Recherche – gestion – conservation

Une simple protection ne suffit pas à garantir la conservation des zones humides.

Il faut une gestion intégrée tenant compte des facteurs écologiques très diversifiés, de leur dynamique, des contraintes extérieures au site et des activités socio-économiques influençant leur richesse. Cette gestion est basée sur des connaissances solides que seule la recherche scientifique apporte.

Le programme scientifique de la Tour du Valat représente une contribution majeure à la compréhension du fonctionnement naturel des zones humides et de leurs facultés d’adaptation aux changements. Les connaissances résultantes sont utilisées pour assurer le maintien des fonctions et services fournis par les zones humides ainsi que la conservation des espèces liées. Elles permettent la restauration de zones humides dégradées.

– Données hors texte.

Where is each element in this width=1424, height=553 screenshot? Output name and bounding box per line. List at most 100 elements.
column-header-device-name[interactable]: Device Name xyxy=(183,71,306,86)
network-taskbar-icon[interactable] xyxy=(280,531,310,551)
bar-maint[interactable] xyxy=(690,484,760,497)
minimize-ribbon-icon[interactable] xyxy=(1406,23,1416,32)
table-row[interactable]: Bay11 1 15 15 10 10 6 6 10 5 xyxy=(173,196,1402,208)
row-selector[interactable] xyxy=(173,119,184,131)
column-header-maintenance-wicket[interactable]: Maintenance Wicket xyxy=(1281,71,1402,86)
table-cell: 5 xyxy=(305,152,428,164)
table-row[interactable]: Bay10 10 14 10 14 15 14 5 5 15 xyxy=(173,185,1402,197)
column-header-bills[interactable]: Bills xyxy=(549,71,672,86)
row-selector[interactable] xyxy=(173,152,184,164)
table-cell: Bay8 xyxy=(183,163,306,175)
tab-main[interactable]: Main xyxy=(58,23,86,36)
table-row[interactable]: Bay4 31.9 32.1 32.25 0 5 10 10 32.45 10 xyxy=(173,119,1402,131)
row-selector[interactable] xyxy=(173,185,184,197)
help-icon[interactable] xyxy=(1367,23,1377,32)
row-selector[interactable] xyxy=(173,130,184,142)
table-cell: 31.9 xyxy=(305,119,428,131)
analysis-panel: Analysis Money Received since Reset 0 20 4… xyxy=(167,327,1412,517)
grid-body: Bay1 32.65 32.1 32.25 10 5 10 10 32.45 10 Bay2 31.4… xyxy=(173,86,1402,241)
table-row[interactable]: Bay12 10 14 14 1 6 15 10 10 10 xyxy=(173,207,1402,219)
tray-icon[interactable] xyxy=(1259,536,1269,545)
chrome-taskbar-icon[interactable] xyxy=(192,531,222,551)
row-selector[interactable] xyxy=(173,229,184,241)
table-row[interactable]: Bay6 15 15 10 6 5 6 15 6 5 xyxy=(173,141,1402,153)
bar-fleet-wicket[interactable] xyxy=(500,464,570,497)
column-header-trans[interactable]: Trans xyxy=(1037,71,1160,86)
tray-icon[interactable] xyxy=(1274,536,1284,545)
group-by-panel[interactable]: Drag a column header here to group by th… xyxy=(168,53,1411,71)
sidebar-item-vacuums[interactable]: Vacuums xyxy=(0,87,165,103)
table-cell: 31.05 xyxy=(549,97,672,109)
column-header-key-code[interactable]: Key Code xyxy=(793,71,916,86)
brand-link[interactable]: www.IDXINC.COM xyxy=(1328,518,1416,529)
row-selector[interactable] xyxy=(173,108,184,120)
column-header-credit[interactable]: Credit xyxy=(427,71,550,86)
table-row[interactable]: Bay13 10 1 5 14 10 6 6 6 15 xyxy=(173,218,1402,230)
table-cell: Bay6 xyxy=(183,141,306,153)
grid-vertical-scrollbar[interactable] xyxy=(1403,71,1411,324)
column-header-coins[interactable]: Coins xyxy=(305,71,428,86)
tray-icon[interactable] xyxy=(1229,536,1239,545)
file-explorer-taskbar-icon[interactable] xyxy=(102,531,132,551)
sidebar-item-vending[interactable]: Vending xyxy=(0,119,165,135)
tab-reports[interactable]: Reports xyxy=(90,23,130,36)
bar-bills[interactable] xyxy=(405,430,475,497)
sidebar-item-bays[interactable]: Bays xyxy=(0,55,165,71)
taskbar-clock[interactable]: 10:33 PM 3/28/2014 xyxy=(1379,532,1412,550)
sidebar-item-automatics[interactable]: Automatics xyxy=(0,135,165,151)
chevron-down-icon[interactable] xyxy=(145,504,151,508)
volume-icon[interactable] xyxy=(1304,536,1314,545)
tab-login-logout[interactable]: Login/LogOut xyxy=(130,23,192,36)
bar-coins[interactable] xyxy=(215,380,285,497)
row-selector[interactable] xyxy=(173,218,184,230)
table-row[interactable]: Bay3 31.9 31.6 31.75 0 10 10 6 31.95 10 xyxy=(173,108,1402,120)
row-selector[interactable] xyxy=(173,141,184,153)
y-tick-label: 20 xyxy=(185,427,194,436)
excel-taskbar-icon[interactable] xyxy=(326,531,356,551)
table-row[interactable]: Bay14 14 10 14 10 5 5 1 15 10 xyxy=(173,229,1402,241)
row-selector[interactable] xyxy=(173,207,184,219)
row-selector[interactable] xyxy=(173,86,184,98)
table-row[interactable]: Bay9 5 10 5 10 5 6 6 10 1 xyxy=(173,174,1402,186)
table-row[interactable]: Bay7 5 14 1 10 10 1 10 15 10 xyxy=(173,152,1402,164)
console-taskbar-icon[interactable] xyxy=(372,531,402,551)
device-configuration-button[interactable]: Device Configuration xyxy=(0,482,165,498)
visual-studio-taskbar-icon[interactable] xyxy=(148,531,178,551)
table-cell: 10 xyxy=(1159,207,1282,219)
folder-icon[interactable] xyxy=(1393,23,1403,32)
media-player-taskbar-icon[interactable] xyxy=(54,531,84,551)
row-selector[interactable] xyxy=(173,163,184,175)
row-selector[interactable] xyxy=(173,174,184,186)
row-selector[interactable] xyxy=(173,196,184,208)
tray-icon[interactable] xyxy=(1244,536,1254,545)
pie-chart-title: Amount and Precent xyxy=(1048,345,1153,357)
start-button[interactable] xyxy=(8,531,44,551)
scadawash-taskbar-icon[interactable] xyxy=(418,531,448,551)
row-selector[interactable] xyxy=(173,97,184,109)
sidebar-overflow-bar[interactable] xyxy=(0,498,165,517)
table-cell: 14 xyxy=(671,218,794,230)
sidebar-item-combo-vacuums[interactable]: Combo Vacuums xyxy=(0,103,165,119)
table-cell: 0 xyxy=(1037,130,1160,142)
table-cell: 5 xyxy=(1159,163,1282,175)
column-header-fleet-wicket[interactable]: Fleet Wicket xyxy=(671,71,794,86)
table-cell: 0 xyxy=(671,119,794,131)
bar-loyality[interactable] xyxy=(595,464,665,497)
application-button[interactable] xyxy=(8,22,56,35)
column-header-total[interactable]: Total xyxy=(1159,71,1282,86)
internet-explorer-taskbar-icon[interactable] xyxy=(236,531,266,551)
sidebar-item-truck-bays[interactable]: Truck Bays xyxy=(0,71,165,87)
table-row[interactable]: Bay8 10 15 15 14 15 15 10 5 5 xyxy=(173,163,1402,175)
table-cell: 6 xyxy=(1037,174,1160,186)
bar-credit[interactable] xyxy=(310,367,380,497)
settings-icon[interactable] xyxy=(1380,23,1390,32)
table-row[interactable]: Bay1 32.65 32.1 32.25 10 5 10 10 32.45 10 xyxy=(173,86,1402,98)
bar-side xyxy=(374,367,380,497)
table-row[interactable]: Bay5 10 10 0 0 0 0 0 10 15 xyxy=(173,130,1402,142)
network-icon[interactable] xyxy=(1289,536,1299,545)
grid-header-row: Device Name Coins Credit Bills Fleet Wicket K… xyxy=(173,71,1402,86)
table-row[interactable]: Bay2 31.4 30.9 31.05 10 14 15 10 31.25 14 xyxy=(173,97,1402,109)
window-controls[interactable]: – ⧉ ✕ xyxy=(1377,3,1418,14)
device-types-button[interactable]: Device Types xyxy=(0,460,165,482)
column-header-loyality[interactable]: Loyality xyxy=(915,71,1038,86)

Ce programme demande la maîtrise de plusieurs disciplines:

1° L’hydrologie

L’eau est le facteur clé du fonctionnement des zones humides. Les aménagements réalisés en amont, à des fins agricoles, industrielles ou urbaines, ont sur elles une influence directe. Leur gestion actuelle et future nécessitent la compréhension des mécanismes et des processus physiques, chimiques et biologiques. Les technologies telles que l’étude de l’imagerie satellitaire y contribuent en permettant notamment de suivre l’évolution des milieux et des peuplements animaux et végétaux.

2° L’écologie végétale

La végétation joue un rôle particulièrement important dans le fonctionnement des zones humides. Elle est à la base de la chaîne alimentaire et de la structure des habitats. Elle influence les cycles biogéochimiques. Les espèces et les communautés végétales réagissent différemment au régime hydrique, aux variations de température, salinité et autres facteurs. La modification d’un seul élément pendant une période clef peut changer radicalement la composition et la structure de la végétation. Les chercheurs de la Tour du Valat élaborent des modèles de fonctionnement de la végétation. Ils ont par exemple démontré l’utilité du pâturage par les chevaux et les taureaux pour une bonne gestion des zones humides.

3° Les organismes aquatiques

La Tour du Valat axe aussi ses recherches sur le suivi à long terme des peuplements aquatiques de Camargue, leur structure et leurs stratégies adaptatives face à l’assèchement estival. L’analyse des migrations met en évidence l’existence de zones refuges entre les différentes parties de l’hydrosystème. Le programme suit aussi le recrutement des juvéniles et l’impact des interactions entre espèces introduites et espèces indigènes. Un programme international pour la conservation des poissons d’eau douce endémiques à la région méditerranéenne, et souvent menacés de disparition, a été élaboré.

Les études réalisées en Camargue trouvent un prolongement en Europe du sud.

4° L’ornithologie

La Tour du Valat suit la dynamique à long terme des populations méditerranéennes d’oiseaux d’eau. Trois groupes ont mobilisé les chercheurs depuis cinquante ans : le Flamant rose, les hérons et les laro-limicoles. Les résultats de ces études, initiées en Camargue, puis rapidement étendues à l’ensemble de la Méditerranée, montrent l’influence de la superficie et de la qualité des zones humides sur les caractéristiques des populations nicheuses. Des études sont aussi menées sur l’écologie des sternes, mouettes et goélands dont les lieux de reproduction favoris en Méditerranée, les salines, se raréfient. Les pélicans, devenus rares, font l’objet d’un important programme (en collaboration avec sept autres pays méditerranéens).

5° Les « Plans de gestion », outils indispensables

La Tour du Valat applique ses recherches à la gestion des zones humides méditerranéennes. Son expertise est reconnue. Sa méthodologie « plan de gestion » est basée sur les connaissances acquises depuis quarante ans. Ce plan définit les objectifs de conservation, leur localisation et le temps nécessaire à leur réalisation. Il permet d’évaluer l’opportunité d’une intervention et son impact. La Tour du Valat répond régulièrement aux organismes ayant des besoins similaires, et forme les gestionnaires de zones humides méditerranéennes.